This is an automated email from the ASF dual-hosted git repository.
alamb pushed a commit to branch main
in repository https://gitbox.apache.org/repos/asf/datafusion.git
The following commit(s) were added to refs/heads/main by this push:
new 82fd6a7de3 Move execute_input_stream (#11449)
82fd6a7de3 is described below
commit 82fd6a7de310fef4e365c333b0f7fc2a3e4ed12e
Author: Berkay Şahin <[email protected]>
AuthorDate: Tue Jul 16 23:34:01 2024 +0300
Move execute_input_stream (#11449)
---
datafusion/physical-plan/src/insert.rs | 77 ++++-----------------------
datafusion/physical-plan/src/lib.rs | 97 ++++++++++++++++++++++++++++++++--
2 files changed, 103 insertions(+), 71 deletions(-)

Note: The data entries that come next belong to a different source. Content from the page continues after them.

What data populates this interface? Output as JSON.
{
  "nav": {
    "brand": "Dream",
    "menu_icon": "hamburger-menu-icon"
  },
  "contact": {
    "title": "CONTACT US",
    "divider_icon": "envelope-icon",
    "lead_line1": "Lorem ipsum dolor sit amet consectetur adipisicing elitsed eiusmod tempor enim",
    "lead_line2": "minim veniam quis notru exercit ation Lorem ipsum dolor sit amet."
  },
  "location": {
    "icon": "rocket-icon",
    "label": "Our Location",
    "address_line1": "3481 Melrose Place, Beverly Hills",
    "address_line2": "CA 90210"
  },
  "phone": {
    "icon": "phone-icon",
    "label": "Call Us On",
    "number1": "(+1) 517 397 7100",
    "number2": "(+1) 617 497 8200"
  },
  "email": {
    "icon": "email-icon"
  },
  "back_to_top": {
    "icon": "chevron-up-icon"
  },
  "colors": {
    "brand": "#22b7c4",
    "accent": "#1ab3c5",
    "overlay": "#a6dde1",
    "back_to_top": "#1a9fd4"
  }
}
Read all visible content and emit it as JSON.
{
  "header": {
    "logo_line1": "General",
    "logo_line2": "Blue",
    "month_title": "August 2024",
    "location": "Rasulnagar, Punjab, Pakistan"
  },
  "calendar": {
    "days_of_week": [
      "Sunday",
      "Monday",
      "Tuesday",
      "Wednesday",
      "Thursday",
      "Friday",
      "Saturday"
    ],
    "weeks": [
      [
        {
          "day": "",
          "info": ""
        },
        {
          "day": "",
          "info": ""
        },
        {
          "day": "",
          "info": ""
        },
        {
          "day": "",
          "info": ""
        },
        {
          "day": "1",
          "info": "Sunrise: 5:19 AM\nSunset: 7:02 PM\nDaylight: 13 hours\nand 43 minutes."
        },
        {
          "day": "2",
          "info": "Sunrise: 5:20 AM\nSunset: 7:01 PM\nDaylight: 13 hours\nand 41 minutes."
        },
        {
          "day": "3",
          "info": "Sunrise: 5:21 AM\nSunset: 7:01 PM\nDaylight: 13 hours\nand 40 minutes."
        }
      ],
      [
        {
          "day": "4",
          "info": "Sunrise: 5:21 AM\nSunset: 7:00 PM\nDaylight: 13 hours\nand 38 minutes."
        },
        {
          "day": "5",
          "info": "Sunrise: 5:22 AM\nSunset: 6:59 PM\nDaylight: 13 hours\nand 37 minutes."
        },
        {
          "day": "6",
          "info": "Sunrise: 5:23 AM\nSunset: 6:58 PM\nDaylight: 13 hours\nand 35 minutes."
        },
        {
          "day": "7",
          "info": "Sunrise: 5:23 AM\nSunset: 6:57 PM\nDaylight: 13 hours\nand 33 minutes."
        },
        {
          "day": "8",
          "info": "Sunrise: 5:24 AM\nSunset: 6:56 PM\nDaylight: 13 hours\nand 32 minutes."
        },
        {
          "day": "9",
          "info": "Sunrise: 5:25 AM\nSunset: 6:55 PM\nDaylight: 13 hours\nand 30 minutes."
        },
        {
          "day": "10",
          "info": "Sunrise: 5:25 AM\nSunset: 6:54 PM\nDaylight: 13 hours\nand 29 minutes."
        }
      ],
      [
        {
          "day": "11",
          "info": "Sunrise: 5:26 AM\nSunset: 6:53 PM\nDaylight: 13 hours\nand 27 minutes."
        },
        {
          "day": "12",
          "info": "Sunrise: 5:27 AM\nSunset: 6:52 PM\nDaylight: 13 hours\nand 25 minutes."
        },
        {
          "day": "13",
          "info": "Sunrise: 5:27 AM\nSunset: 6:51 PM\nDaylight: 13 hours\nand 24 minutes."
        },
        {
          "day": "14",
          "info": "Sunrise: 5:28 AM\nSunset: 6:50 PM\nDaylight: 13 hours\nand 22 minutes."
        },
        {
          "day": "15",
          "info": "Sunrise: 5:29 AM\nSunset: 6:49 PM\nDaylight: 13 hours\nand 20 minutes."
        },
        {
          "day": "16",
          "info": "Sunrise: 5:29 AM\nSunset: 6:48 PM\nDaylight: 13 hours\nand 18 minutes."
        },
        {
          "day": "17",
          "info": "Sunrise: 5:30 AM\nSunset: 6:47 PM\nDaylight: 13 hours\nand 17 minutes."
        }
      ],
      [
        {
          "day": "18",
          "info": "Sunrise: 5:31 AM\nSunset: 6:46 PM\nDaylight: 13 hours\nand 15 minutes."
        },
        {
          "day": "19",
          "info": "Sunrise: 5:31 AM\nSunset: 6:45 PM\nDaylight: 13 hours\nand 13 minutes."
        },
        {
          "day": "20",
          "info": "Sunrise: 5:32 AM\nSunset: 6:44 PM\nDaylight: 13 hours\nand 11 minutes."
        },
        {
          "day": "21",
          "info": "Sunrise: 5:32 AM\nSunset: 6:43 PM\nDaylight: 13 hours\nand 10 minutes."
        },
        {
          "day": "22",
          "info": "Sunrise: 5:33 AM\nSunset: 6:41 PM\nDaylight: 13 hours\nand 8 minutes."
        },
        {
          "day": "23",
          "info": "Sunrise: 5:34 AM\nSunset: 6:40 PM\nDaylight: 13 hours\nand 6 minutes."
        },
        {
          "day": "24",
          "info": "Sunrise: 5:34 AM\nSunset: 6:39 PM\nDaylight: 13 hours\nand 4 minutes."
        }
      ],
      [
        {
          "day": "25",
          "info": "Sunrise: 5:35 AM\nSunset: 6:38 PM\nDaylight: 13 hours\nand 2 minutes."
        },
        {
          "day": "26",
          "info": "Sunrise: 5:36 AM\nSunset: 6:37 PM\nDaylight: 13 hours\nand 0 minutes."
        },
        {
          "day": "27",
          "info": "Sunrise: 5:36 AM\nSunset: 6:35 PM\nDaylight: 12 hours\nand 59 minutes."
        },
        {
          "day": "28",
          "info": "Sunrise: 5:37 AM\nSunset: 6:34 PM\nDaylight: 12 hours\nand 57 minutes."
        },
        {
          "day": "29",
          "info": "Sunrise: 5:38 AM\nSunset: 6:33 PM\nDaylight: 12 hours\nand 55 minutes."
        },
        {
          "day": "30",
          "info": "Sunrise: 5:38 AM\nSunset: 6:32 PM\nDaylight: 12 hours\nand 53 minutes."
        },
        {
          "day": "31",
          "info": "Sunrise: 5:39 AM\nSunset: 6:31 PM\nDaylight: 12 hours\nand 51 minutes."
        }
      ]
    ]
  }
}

diff --git a/datafusion/physical-plan/src/insert.rs
b/datafusion/physical-plan/src/insert.rs
index 1c21991d93..5cd864125e 100644
--- a/datafusion/physical-plan/src/insert.rs
+++ b/datafusion/physical-plan/src/insert.rs
@@ -23,8 +23,8 @@ use std::fmt::Debug;
use std::sync::Arc;
use super::{
- DisplayAs, DisplayFormatType, ExecutionPlan, ExecutionPlanProperties,
Partitioning,
- PlanProperties, SendableRecordBatchStream,
+ execute_input_stream, DisplayAs, DisplayFormatType, ExecutionPlan,
+ ExecutionPlanProperties, Partitioning, PlanProperties,
SendableRecordBatchStream,
};
use crate::metrics::MetricsSet;
use crate::stream::RecordBatchStreamAdapter;
@@ -33,7 +33,7 @@ use arrow::datatypes::SchemaRef;
use arrow::record_batch::RecordBatch;
use arrow_array::{ArrayRef, UInt64Array};
use arrow_schema::{DataType, Field, Schema};
-use datafusion_common::{exec_err, internal_err, Result};
+use datafusion_common::{internal_err, Result};
use datafusion_execution::TaskContext;
use datafusion_physical_expr::{
Distribution, EquivalenceProperties, PhysicalSortRequirement,
@@ -120,46 +120,6 @@ impl DataSinkExec {
}
}
- fn execute_input_stream(
- &self,
- partition: usize,
- context: Arc<TaskContext>,
- ) -> Result<SendableRecordBatchStream> {
- let input_stream = self.input.execute(partition, context)?;
-
- debug_assert_eq!(
- self.sink_schema.fields().len(),
- self.input.schema().fields().len()
- );
-
- // Find input columns that may violate the not null constraint.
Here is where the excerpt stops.